There is one category of investor that is targeting their activities in secondary markets such as the southeast and Midwest; these are the “impact investors.” Several of these investors are working with social activists in establishing accountability standards for the funds since the federal government has not yet done so. These standards will address issues like the quality of jobs created in poor areas. The goal for impact investors is to steer opportunity funds to small businesses and other development that communities actually need, and not just to finance development that provide wealthy investors with high returns – like high-end hotels and condos. When it comes to housing in OZs, the impact investors will look to the Low-Income Housing Tax Credit (LIHTC) as a primary source rather than the more high-end gentrification housing developments. Efforts are now underway by this category of investor to develop a set of principles for the OZ program.
The first segment of the investor market to lay out some guiding principles will shape the market and determine its future direction – i.e., will OZ be just another vehicle for wealthy investors to expand their fortunes – or will it be a legitimate program for enhancing the futures of needy areas?
It is too early to know which way the program will go. Wall Street is intrigued by the OZ concept and it is being embraced by some big technology investors seeking ways to capitalize on stock market gains while avoiding large tax bills.
The law permits an investor to roll over capital gains – e.g., proceeds from the sale of stocks or real estate – into an OZ fund. The fund then invests in a qualified OZ with investments in projects such as condos or affordable housing. If the investor leaves the money in the fund for at least ten years, they may exclude 15 percent of the original capital gain from federal taxation. And – even more attractive – the investor will owe no tax on any gains that accrue as the result of an increase in value of the investment.
The largest opportunity fund so far is a $5 billion fund by CIM Group, a large real estate investment firm and property manager. According to the National Council for State Housing Finance Agencies (NCHFA), not including the CIM Fund, money managers and non-profits have raised or are seeking $18 billion for OZ funds.
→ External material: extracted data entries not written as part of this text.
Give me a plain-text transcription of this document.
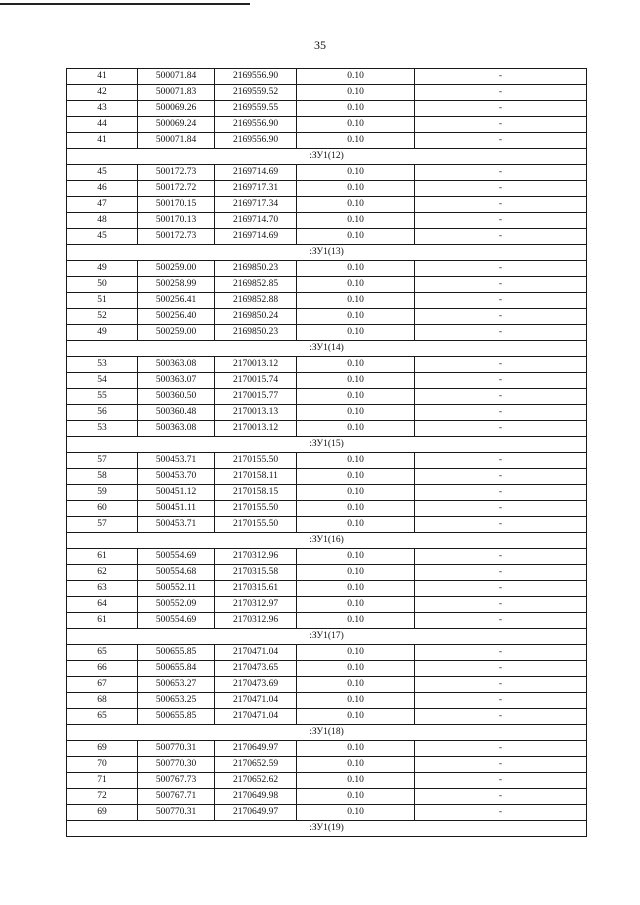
35
41	500071.84	2169556.90	0.10	-
42	500071.83	2169559.52	0.10	-
43	500069.26	2169559.55	0.10	-
44	500069.24	2169556.90	0.10	-
41	500071.84	2169556.90	0.10	-
:ЗУ1(12)				
45	500172.73	2169714.69	0.10	-
46	500172.72	2169717.31	0.10	-
47	500170.15	2169717.34	0.10	-
48	500170.13	2169714.70	0.10	-
45	500172.73	2169714.69	0.10	-
:ЗУ1(13)				
49	500259.00	2169850.23	0.10	-
50	500258.99	2169852.85	0.10	-
51	500256.41	2169852.88	0.10	-
52	500256.40	2169850.24	0.10	-
49	500259.00	2169850.23	0.10	-
:ЗУ1(14)				
53	500363.08	2170013.12	0.10	-
54	500363.07	2170015.74	0.10	-
55	500360.50	2170015.77	0.10	-
56	500360.48	2170013.13	0.10	-
53	500363.08	2170013.12	0.10	-
:ЗУ1(15)				
57	500453.71	2170155.50	0.10	-
58	500453.70	2170158.11	0.10	-
59	500451.12	2170158.15	0.10	-
60	500451.11	2170155.50	0.10	-
57	500453.71	2170155.50	0.10	-
:ЗУ1(16)				
61	500554.69	2170312.96	0.10	-
62	500554.68	2170315.58	0.10	-
63	500552.11	2170315.61	0.10	-
64	500552.09	2170312.97	0.10	-
61	500554.69	2170312.96	0.10	-
:ЗУ1(17)				
65	500655.85	2170471.04	0.10	-
66	500655.84	2170473.65	0.10	-
67	500653.27	2170473.69	0.10	-
68	500653.25	2170471.04	0.10	-
65	500655.85	2170471.04	0.10	-
:ЗУ1(18)				
69	500770.31	2170649.97	0.10	-
70	500770.30	2170652.59	0.10	-
71	500767.73	2170652.62	0.10	-
72	500767.71	2170649.98	0.10	-
69	500770.31	2170649.97	0.10	-
:ЗУ1(19)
In early February 2019, the real estate company Cushman & Wakefield began seeking investors for two apartment complexes planned for OZs in Puerto Rico. The company is projecting a Rate of Return of 29-37% over five years and reportedly has received interest from over 100 investors.
While coastal investments are getting the most interest, some investors are looking inland. McNally Capital, a Chicago investment firm, is considering financing housing developments in the south and Midwest.
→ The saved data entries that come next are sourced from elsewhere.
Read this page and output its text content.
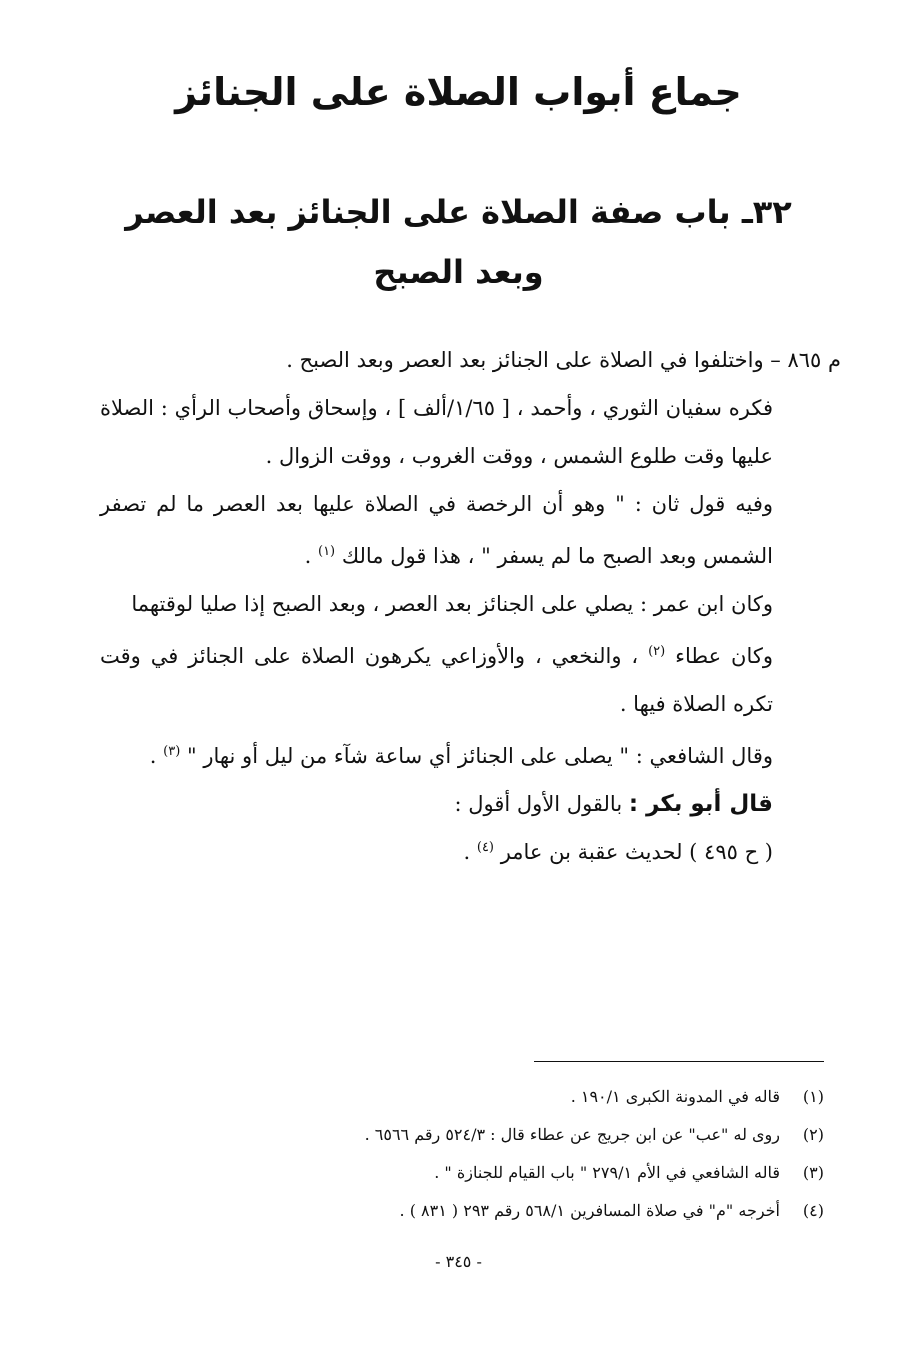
جماع أبواب الصلاة على الجنائز
٣٢ـ باب صفة الصلاة على الجنائز بعد العصر وبعد الصبح

م ٨٦٥ – واختلفوا في الصلاة على الجنائز بعد العصر وبعد الصبح .

فكره سفيان الثوري ، وأحمد ، [ ١/٦٥/ألف ] ، وإسحاق وأصحاب الرأي : الصلاة عليها وقت طلوع الشمس ، ووقت الغروب ، ووقت الزوال .

وفيه قول ثان : " وهو أن الرخصة في الصلاة عليها بعد العصر ما لم تصفر الشمس وبعد الصبح ما لم يسفر " ، هذا قول مالك $^{(١)}$ .

وكان ابن عمر : يصلي على الجنائز بعد العصر ، وبعد الصبح إذا صليا لوقتهما

وكان عطاء $^{(٢)}$ ، والنخعي ، والأوزاعي يكرهون الصلاة على الجنائز في وقت تكره الصلاة فيها .

وقال الشافعي : " يصلى على الجنائز أي ساعة شآء من ليل أو نهار " $^{(٣)}$ .

قال أبو بكر : بالقول الأول أقول :

( ح ٤٩٥ ) لحديث عقبة بن عامر $^{(٤)}$ .

(١)
قاله في المدونة الكبرى ١٩٠/١ .
(٢)
روى له "عب" عن ابن جريج عن عطاء قال : ٥٢٤/٣ رقم ٦٥٦٦ .
(٣)
قاله الشافعي في الأم ٢٧٩/١ " باب القيام للجنازة " .
(٤)
أخرجه "م" في صلاة المسافرين ٥٦٨/١ رقم ٢٩٣ ( ٨٣١ ) .
- ٣٤٥ -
The OZ program is also attracting non-philanthropic investors whose only goal is a substantial profit. Skybridge Capital an example of this type of investor. This is the investment firm of Anthony Scaramucci (famous as the shortest serving Presidential Communications Director in history). This firm is looking for $3 billion in investments and the initial marketing document advertises the prospect of “meaningful social benefits” from investment in Opportunity Zones, including job creation and reduced poverty. It also shows how a “hypothetical” investor could earn a ten-year return that is triple what could be expected from a non-OZ fund.
The Opportunity Zone program is in its infancy and the jury is still out on how successful it will be in terms of meeting its goal of assisting communities in need to share in the growing economy. Whether the program contributes to the long-term well-being of these communities or becomes another tax-payer funded program for the super-rich will depend to a great extent on how quickly the impact investors can take the lead in establishing the character and direction of the program.